[Date Prev][Date Next][Thread Prev][Thread Next][Date Index][Thread Index]

[Condor-users] Delay on submit, and other newbie issues

Hello list. I'm a sysadmin of more than a decade, but new to batch
servers and condor. I tried to drink in the list and the manual, but I'm
still not in sync with all the Jargon, so appologies in advance...

My Condor setup is pretty small (and probably an overkill): I have one
CentOS5 (server) and three centos4 machines for execution. I have
installed the rpm of 7.0.2 on them, and did the bare minimum tweeking on
them. changing the 300 second intervals to 30, and I see all slots.

The jobs we are running are EDA tools (VLSI design tools like Specman
from Cadence and such). some are builds of several minutes, and some are
simulations and regressions that run for hours.

Problems I'm seeing now:
1. when I submit a job it only starts running in a slot some 10-20
seconds later. is that the 30 second interval for matching? can I set
the server to match immediately on submission? The people here are used
to the immediacy of running the job locally.
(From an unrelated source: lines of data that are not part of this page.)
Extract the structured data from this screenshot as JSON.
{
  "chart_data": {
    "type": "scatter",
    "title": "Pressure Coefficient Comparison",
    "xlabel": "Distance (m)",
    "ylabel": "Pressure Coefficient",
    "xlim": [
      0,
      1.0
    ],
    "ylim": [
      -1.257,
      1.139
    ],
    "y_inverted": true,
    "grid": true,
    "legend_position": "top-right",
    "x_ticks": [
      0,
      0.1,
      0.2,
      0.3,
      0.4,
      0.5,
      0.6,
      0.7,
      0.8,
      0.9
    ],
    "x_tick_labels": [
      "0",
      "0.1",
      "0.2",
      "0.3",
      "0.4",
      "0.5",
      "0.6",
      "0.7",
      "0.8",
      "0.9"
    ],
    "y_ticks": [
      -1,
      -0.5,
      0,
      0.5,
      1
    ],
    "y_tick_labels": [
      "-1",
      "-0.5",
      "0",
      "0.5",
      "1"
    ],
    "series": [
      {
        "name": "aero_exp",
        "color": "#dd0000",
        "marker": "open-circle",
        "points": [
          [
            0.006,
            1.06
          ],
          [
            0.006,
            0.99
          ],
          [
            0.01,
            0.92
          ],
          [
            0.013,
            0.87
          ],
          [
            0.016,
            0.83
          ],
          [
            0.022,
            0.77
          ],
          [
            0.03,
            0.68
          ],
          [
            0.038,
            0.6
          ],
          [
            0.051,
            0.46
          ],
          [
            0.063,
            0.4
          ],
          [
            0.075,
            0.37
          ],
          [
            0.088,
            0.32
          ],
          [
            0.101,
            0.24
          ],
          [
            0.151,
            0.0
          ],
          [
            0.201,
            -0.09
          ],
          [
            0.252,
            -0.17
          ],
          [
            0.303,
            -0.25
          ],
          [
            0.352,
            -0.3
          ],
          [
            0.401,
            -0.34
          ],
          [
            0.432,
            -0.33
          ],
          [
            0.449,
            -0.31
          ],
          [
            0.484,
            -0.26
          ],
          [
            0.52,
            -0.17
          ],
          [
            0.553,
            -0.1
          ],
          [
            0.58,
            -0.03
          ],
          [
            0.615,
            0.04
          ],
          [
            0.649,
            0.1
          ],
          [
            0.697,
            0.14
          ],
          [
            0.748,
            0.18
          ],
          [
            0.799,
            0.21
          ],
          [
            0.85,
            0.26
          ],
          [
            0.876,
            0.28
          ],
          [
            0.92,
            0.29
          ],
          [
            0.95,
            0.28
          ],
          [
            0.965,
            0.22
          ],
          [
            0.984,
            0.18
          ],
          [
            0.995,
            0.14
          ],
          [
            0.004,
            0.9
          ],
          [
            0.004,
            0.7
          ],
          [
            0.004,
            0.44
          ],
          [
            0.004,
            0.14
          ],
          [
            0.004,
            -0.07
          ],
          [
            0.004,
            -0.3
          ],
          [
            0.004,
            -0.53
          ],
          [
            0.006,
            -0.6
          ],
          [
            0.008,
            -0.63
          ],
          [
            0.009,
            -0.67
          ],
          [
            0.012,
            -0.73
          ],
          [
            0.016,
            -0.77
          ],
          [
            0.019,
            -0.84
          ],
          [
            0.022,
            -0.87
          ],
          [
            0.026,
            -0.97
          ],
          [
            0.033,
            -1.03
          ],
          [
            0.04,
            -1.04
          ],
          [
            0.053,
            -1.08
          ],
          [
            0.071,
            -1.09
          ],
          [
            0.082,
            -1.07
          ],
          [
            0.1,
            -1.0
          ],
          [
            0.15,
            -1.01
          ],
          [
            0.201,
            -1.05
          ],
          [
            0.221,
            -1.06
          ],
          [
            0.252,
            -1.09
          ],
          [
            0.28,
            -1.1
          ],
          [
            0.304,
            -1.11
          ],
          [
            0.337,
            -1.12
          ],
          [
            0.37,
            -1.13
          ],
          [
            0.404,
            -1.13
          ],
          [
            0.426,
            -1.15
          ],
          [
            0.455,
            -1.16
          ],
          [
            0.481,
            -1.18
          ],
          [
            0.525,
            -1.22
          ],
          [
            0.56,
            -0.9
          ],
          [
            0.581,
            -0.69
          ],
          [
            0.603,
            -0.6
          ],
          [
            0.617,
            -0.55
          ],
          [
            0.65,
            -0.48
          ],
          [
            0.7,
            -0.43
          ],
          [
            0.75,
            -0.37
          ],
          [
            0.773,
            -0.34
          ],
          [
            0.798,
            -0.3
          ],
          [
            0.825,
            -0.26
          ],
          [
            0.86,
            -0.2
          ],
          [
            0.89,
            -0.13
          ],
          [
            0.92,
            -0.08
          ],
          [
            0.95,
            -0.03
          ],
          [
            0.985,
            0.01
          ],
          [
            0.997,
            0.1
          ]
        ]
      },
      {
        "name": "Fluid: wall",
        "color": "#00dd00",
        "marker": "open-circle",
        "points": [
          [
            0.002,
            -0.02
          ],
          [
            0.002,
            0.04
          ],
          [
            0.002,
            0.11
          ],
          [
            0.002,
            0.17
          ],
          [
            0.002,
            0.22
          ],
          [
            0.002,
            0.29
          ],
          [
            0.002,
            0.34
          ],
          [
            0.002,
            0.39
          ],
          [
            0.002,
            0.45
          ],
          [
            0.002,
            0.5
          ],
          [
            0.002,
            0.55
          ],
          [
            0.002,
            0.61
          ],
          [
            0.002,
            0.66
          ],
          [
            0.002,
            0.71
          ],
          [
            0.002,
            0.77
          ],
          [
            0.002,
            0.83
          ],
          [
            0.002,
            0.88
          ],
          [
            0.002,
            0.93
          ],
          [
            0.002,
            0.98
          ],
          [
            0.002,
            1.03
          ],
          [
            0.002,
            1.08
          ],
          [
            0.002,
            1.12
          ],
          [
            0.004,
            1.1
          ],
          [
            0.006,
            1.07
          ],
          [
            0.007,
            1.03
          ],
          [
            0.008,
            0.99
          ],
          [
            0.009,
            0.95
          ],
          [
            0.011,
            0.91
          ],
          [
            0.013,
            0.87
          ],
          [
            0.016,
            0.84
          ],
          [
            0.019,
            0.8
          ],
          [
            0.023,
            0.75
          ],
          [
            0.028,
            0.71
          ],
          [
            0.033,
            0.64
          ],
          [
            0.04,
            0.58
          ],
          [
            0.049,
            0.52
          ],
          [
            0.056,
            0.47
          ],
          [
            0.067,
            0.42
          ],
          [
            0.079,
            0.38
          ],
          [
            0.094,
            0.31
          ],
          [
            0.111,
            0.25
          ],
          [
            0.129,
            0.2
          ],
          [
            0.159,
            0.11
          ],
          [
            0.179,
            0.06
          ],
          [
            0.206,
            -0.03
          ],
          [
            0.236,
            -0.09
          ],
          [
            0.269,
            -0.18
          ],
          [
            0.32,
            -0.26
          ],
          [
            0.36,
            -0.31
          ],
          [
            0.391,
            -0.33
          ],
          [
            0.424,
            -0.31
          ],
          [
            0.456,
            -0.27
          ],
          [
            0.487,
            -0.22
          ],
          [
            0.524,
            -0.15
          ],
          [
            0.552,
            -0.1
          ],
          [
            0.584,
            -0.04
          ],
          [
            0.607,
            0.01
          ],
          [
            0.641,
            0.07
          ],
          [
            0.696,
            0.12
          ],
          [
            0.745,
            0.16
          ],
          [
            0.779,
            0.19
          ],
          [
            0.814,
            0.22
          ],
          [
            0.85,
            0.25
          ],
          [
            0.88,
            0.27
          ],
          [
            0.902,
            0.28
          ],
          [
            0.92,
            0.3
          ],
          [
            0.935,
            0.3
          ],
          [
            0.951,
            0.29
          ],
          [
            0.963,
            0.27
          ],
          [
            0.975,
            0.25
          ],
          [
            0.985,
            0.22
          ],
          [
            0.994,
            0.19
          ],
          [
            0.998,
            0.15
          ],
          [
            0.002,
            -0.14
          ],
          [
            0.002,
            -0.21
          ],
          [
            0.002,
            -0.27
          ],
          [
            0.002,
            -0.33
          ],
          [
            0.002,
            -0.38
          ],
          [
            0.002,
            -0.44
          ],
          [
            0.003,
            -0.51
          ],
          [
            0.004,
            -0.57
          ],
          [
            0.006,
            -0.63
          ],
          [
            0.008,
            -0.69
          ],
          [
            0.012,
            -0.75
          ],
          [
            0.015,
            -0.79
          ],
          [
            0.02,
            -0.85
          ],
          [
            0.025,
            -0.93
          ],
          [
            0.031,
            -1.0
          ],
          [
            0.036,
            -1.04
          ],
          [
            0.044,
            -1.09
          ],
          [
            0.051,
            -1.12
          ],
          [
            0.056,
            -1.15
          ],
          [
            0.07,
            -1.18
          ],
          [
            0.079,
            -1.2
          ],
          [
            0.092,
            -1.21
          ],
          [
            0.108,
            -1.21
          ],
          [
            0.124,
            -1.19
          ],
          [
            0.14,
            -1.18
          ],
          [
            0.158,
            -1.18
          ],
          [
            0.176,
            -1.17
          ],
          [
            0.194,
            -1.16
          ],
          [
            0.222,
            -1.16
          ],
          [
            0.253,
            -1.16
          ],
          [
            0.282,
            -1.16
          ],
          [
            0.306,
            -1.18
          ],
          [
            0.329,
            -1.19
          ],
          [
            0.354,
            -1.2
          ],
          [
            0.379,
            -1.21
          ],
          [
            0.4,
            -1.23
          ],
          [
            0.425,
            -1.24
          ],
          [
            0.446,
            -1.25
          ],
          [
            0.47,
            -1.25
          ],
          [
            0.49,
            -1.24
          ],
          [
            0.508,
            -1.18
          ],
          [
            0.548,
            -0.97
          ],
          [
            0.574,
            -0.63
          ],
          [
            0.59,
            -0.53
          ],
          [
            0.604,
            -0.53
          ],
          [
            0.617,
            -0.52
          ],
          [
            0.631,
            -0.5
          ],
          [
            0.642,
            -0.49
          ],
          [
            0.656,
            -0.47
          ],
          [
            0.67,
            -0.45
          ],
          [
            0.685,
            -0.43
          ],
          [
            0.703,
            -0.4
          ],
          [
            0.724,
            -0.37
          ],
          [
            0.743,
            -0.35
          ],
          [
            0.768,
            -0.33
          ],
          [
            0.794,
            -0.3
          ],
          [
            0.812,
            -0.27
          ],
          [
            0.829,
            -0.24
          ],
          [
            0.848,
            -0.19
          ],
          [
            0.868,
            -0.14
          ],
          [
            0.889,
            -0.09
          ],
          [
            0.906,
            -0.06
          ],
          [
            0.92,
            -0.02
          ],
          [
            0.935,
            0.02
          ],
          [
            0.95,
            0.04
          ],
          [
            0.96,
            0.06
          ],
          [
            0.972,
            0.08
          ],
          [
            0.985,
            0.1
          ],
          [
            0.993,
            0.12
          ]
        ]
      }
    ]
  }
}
2. when I use "condor_q" I can see the job is running but not which slot
was allocated for it, and could not  find a switch to add such a
coloumn. what have I missed?

3. most of our jobs are "well behaved" in the sense that they only take
up a single core anyway. I could not find anywhere to define jobs that
may parallelize (like "make" forking two compilers or a JVM splitting to
threads) and how to tell about them to the manager

4. two of the three machines are running Xvnc sessions for several
windows users. so while there's no console activity, there's a reason we
don't want jobs running on those two machines till after hours. I could
not find anything smart to do about this kind of scheduling other than a
cron job to remove and restate startd at the start and end of the work
day. Help?

5. many of the tools check out licences from the FlexLM, and I'm not
sure how to tell Condor it's a limited resource, and extra attempts to
fire up such jobs will fail and therefore they need to be queued and the
user informed as to why. Where do I look for that? Also, this is the
reason I shouldn't have some jobs pre-empted I think, because unused
licenses will stay stuck as checked out... unless there's a trick I'm
unaware of?


Cable guy
Ira Abramov